Hypnotizing Maria - Page 36

“Both jammed. I'll freeze up on rudder and ailerons now, you can't use them.”

Long silence. “That can't happen.”

“Happened to me,” said the instructor. “Toolkit slid under the rudder pedals, sleeve of a little girl's jacket got pulled into an aileron cable pulley. That's how I learned what you're learning right now.”

“I don't know.”

“Doors, Paolo. Open the doors and watch what happens.”

The student unlatched the door, pushed against the torrent of wind outside.

“Man! It turns the airplane!”

“Sure enough. Give me a ninety-degree turn left, then one to the right. Doors only.”

Near the end of the lesson, the question had grown:

“What would you do if the rudder jammed, and the ailerons and the elevator, and the trim cable broke, and all the instruments failed and all the radios, and the throttle stuck full open, maximum takeoff power?”

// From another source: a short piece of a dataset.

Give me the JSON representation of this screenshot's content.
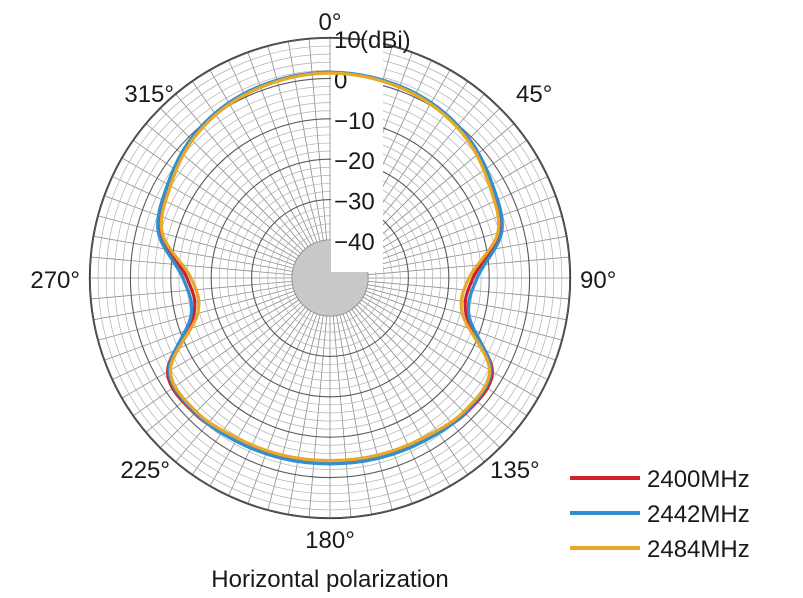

“I'd . . . I'd use the doors, and the mixture control to shut the engine on and off . . .”

“Show me.”

It was hard work for his students, these chapters of their training, but instead of scared they flew away confident, after his lessons, came back for more.

At two thousand feet, he pulled the throttle back to idle. “Miss Cavett, that engine has quit yet again! Where will you land?”

The student relaxed for the fifth forced-landing practice of the flight. All routine: instructor pulls the power, student finds a field, glides into a landing pattern as though it were a runway. When her instructor sees that she'd make a safe landing, he advances power, airplane climbs back up to altitude.

But this time was different.

“That's where you're going to land?”

“Yes, sir,” she said. “The brown field, next to the dirt road.”

“You'll land crosswind, across the rows?”

“No. Into the wind, with the rows.”

“You're sure you can make it?”

“Yes, sir. I'll make it, easy.”

Jamie Forbes pulled the mixture control to CUTOFF. The engine dropped from idle RPM to zero, the propeller shuddered to a stop, soft hushing silence of the wind, airplane become glider.

“Excuse me, sir, did you just . . .”

“Yes. Give me your best full stop landing, Miss Cavett, into your field.”

Jamie Forbes had thought that he specialized in flight instruction that pilots can't find, this side of their first emergency in the air. Now he knew it was something different.

I don't teach, he realized. I suggest, and the students teach themselves.

I offer ideas. Why not try opening the doors? Why not try flying by feel instead of instruments? Why not try landing in that hayfield full stop, then get out of the airplane and jump up and down in the hay, prove to yourself that bare ground's as good as any runway when you have to land?

Who said it? “You're not an instructor, you're a hypnotist!”

Maria! Flicker of a second, he was in the air over Wyoming.